Are you the C++ experienced reader to solve the following challenge?

Given a class C (edit: covered by binary compatibility needs) with the overloaded methods foo() and foo(A a):

    class C
    {
    public:
        void foo();
        void foo(A a);
    };

Now you want to add an overload, to serve further use-cases as requested by API consumers, and going for another overload matches your API guidelines :

        void foo(B b);

But there is existing consumer code, making use of C++17, which calls

    C c;
    c.foo({});

So the new overload will not be source-compatible and break existing code, due to the ambiguity whether {} should be turned into an instance of A or B.

What could be done about this?

The goals here would be:

  1. to enable API consumers to write code which works as if there are the two old and the one new overloads declared
  2. any calls using the {} expression as argument are resolved to a method which emits a compiler warning to avoid that ambiguous argument and which on any next compatibility breaking occasion can be simply removed

While asking around, some approaches have been proposed, but so far none could satisfy the second goal, catching existing ambiguous argument expressions to hint API consumers to adapt them.

Would you have an idea?

Edit: Note that we cannot change A or B (might be types/classes from elsewhere), and only can add new API to C, due to binary compatibility needs.

Edit: On a second thought, similar problems also exist before C++17 already when an argument has a type which can be implicitly converted both to A and B, by implicit constructors or type operator methods.

16 thoughts on “C++17’s {} impeding SC for new method overloads

    • Thanks for the idea, but we already tested that.
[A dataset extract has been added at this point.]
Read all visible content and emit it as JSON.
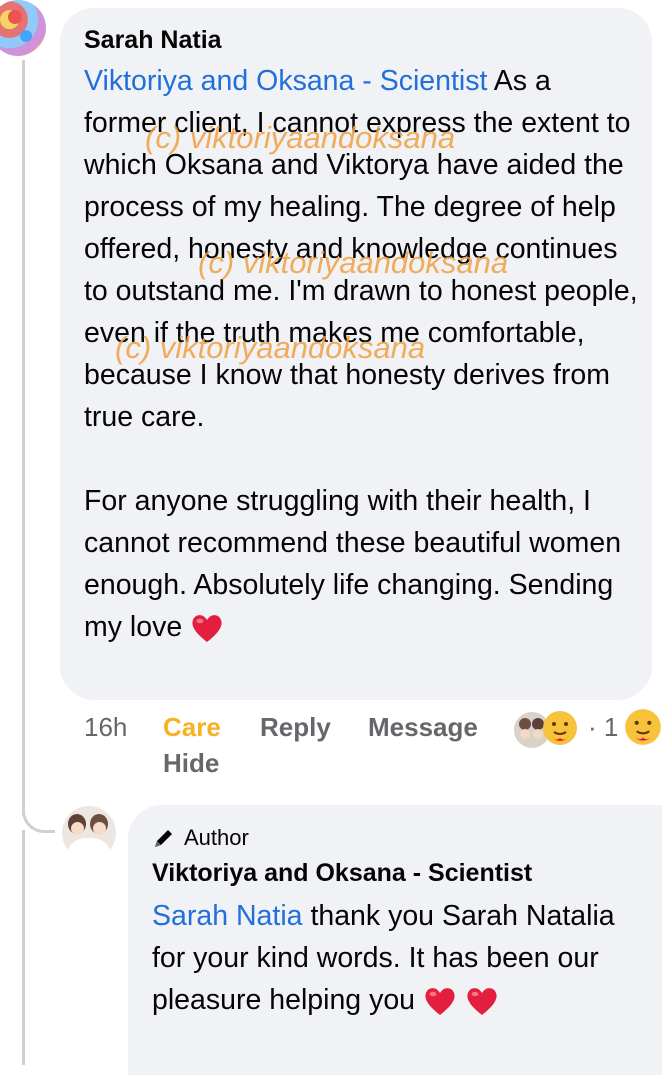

And found that the compiler decides to interpret {} (“empty curly braces”) as something to use for value-initialization, and does not even consider std::initializer_list, because there is no type given for the template or one derivable.

      • Not sure why it doesn’t work for you, maybe you underspecified the problem? https://onlinegdb.com/LwhfxxvtN demonstrates it.

        Another way of lifting the ambiguity is to use templates, since they always come in consideration later than normal overloads:

        [[deprecated]] void bar(std::initializer_list) {}
        template< class Arg, class = std::enable_if_t< std::is_convertible_v > > void bar(Arg a);
        template< class Arg, class = std::enable_if_t< std::is_convertible_v > > void bar(Arg b);

        It’s certainly less readable though.

        • Ah, you used int with std::initializer_list, guess that had been eaten by the comment field.

          Where what I had tried before was template <typename T> void foo(std::initializer_list<T>) {} which then the compiler did not pick up, due to no idea what to use for T obviously.

          Promising, will investigate more and play around with that

          The idea with the std::enable_if_t has the issue that (what I forgot to mention) the API also needs to be BC, so foo(A) needs to stay as is, thus cannot be moved back in the list of considerations by the template approach.

        • I think I would define a private class Empty{ Empty()=delete; } and take an initializer_list of Empty instead of int. Just to avoid surprising behavior if you try to pass a non-empty initializer list.

          • Yes, that sounds like a good idea, similar idea in shower thoughts here 🙂 And from first testing definitely something one wants to do and possibly tune some more in case there are also ambiguous non-empty {} calls possible.

  1. I don’t think 2 second is correct from BC respective. Calling {} should be resolved to A and it will for any already compiled clients, so just adding foo(B b) at end will continue work for existing clients and will break foo({}) for new clients to well specified it should be called by A or B

    • I think we actually agree, but not sure I got you.

      Client code with sources calling foo({}) compiled against the old version will use the symbol for C::foo(A), and not be bothered by any new symbol for C::foo(B), yes. So BC is ensured.

      But once that client code is recompiled against the new API, it will fail. This is a scenario quite often seen e.g. with Linux distributions who use some released versions of client code only and rebuild e.g. with new compiler versions. And who will not be happy if suddenly SC is broken. Or developers working on something on the client code and who do not suddenly have to fix breakage elsewhere only because a newer version of a library is provided.

      • Correct. Distributions will not be happy, but i still think they should use the version of the client.

    • Thanks. But condition is that no API can be removed, and we can only add new API to C (and cannot change A and B).

      Will amend as comment o original text, as this was implied, but seemingly not obvious.

    • struct C needs to keep the existing methods though, as they are part of the binary-compatibility needs (symbols cannot disappear). And readding them spoils those solutions sadly for the goals, by what I see.